The forecast, presented at this week’s International Pear Congress, Interpera in Hasselt, Belgium, does not take account of the recent hailstorms.
Sources from the Department of Agriculture said these had affected 1,120ha of sweet pears, causing expected losses of between 20 per cent and 40 per cent.
The figures also show a partial recovery in Conference, Williams, and Bartlett, while production of summer pears varieties – Limonera, Ercolini, and Blanquilla – which were less affected last season, is expected to be slightly lower than last year.
Interpera also heard how Europe is showing a general recovery in pear volume, the exception being France, which forecasts a 9 per cent decrease in production due to a significant physiological drop in fruit, pegging its crop at 124,000 tonnes.
Overall, Spain anticipates a pear harvest of 320,000 tonnes, 31 per cent higher than last year.
Belgian production is expected to increase by 25 per cent to 317,000 tonnes. Italy and the Netherlands reported higher production this year but did not provide volume estimates.

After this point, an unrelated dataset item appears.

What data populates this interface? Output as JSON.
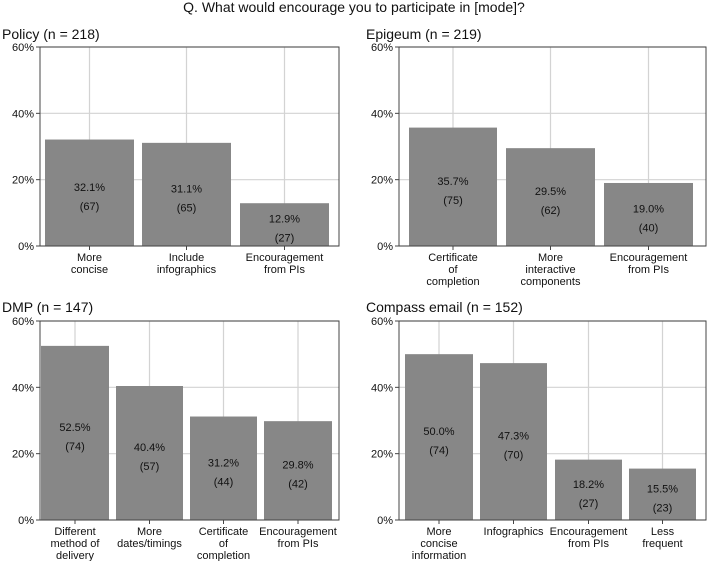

According to Afrucat’s general manager, Manel Simon, “there is a sense of moderate optimism among European producing areas, due to two main factors: on the one hand, the partial recovery of this pear production potential, which will allow us to adequately supply our customers, and on the other, the fact that production from last season will not overlap with this new harvest, as we are ending the campaign with empty warehouses”.